Propionitrile: Whole Body Autoradiography, Conventional Toxicokinetic and Metabolism Studies in Rats

Abstract

The toxicokinetics, covalent binding and metabolism of propionitrile (PCN) was investigated in female Sprague-Dawley rats. For toxicokinetic studies a tracer dose of 100 μCi/Kg (11.8 μmol/Kg) [2-14C] PCN was injected i.v. and selected animals were sacrificed 1, 8, and 24 h post administration. Within an hour of administration peak concentration of PCN-derived radioactivity was detected in duodenum, kidney, lung, large intestine, plasma, red blood cells, stomach, heart, and brain. The treated animals excreted about 5.3% of the dose in 24 h, with approximately equal amounts in the expired air and the urine with traces in the feces. Presence of PCN-derived radioactivity up to 24 hours in the gastrointestinal tract suggests an enterohepatic recirculation of PCN and/or its metabolites. The subcellular fractions of liver duodenum and brain showed significant (p ≤ 0.05) accumulation of PCN-derived radioactivity.
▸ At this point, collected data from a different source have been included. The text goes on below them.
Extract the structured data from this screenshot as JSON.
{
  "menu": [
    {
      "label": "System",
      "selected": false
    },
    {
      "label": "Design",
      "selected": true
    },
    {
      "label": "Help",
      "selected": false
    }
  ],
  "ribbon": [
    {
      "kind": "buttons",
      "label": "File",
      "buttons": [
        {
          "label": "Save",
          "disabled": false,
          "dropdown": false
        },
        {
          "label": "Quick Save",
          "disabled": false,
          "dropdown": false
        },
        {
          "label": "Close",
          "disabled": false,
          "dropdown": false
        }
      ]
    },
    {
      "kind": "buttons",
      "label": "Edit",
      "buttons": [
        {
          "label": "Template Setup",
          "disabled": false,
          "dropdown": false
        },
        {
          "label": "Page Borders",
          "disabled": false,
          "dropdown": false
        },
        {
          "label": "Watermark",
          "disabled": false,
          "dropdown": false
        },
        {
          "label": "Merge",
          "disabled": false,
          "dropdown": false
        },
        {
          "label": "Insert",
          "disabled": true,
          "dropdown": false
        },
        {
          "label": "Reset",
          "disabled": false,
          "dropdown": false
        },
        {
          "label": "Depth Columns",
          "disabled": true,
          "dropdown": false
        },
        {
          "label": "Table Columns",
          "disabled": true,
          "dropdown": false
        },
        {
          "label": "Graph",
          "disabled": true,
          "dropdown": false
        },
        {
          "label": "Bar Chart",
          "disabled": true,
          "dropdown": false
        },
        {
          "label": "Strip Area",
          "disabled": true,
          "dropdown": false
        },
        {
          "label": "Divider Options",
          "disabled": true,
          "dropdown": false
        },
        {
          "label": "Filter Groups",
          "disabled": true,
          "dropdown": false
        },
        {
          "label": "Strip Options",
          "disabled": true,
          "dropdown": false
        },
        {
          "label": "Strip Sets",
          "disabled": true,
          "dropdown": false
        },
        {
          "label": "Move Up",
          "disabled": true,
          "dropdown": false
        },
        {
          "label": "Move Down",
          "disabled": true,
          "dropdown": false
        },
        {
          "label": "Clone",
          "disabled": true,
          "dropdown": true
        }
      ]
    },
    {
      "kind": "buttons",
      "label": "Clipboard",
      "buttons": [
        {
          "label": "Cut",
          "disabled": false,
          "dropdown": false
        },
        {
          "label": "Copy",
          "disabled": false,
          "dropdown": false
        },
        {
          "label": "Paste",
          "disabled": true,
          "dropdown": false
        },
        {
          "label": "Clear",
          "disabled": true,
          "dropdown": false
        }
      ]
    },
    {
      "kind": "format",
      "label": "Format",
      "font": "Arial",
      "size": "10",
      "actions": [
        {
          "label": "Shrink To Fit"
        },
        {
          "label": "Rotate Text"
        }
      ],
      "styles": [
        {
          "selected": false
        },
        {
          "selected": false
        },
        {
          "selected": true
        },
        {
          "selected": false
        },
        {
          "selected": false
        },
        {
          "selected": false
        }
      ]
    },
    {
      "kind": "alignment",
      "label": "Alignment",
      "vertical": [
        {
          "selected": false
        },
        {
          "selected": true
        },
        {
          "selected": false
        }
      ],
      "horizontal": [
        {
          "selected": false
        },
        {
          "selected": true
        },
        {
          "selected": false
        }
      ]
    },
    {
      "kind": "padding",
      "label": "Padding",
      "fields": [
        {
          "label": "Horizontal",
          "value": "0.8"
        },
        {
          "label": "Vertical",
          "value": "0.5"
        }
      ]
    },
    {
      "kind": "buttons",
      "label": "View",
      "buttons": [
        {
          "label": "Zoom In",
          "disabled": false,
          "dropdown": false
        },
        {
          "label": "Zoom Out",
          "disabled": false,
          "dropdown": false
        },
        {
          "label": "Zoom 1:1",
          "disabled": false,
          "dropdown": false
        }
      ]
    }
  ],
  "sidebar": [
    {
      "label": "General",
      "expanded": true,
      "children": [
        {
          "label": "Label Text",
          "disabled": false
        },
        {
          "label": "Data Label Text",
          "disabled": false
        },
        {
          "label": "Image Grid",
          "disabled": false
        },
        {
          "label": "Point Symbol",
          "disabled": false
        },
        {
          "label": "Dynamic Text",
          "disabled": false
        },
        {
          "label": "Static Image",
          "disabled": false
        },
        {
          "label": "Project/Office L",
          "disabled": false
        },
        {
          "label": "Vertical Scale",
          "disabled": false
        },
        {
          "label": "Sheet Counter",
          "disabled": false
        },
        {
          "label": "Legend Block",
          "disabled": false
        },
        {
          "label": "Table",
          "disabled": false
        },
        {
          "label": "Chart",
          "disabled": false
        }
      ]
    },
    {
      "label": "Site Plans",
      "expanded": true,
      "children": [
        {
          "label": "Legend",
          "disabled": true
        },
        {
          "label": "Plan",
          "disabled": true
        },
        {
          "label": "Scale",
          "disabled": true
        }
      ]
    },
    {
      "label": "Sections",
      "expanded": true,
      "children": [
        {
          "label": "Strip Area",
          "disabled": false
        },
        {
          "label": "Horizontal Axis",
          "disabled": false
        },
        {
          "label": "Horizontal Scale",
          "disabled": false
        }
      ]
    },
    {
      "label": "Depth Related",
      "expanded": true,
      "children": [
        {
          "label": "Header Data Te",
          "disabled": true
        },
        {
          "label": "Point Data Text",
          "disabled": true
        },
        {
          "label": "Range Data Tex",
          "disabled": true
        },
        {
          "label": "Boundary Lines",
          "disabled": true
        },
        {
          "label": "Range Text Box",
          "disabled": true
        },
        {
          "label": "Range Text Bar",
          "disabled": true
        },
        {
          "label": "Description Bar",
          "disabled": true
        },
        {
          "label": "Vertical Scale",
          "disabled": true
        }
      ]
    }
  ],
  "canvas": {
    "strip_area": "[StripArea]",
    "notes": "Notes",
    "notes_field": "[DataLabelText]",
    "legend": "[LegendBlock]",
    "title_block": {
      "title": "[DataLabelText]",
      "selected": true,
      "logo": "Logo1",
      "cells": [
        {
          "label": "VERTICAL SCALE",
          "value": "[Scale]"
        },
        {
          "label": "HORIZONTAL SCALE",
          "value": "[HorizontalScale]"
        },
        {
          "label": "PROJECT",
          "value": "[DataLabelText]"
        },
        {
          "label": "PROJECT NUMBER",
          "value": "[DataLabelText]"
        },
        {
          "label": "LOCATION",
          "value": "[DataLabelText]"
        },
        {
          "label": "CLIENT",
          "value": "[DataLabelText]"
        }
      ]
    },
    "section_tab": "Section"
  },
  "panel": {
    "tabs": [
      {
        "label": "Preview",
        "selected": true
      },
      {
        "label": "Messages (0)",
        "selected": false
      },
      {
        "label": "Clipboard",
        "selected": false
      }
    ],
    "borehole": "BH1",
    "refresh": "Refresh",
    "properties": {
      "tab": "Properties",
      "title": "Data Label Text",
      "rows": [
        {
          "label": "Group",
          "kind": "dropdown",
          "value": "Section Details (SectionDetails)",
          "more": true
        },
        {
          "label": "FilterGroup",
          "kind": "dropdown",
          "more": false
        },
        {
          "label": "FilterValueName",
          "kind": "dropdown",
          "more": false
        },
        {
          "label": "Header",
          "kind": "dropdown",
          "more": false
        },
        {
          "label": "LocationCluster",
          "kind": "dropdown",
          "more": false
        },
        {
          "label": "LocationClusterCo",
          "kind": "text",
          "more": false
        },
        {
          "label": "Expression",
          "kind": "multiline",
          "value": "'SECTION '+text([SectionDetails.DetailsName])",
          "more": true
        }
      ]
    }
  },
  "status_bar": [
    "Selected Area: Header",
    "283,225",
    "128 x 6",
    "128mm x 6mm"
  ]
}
Nuclear fraction accumulated the highest amount of radioactivity in the liver, duodenum and brain. The data indicate that PCN is readily distributed in the rat, it is metabolized to cyanide via the cytochome P-450-dependent mixed-function oxidase system and that the direct interaction of PCN and/or its metabolites with duodenal tissues appears to be the first step in the expression of its overall toxicity. This report also shows that, for limited chemicals, whole body autoradiography combined with computer-aided imaging techniques, provides a powerful approach to preliminarily evaluate the toxicokinetic behavior of xenobiotics very quickly.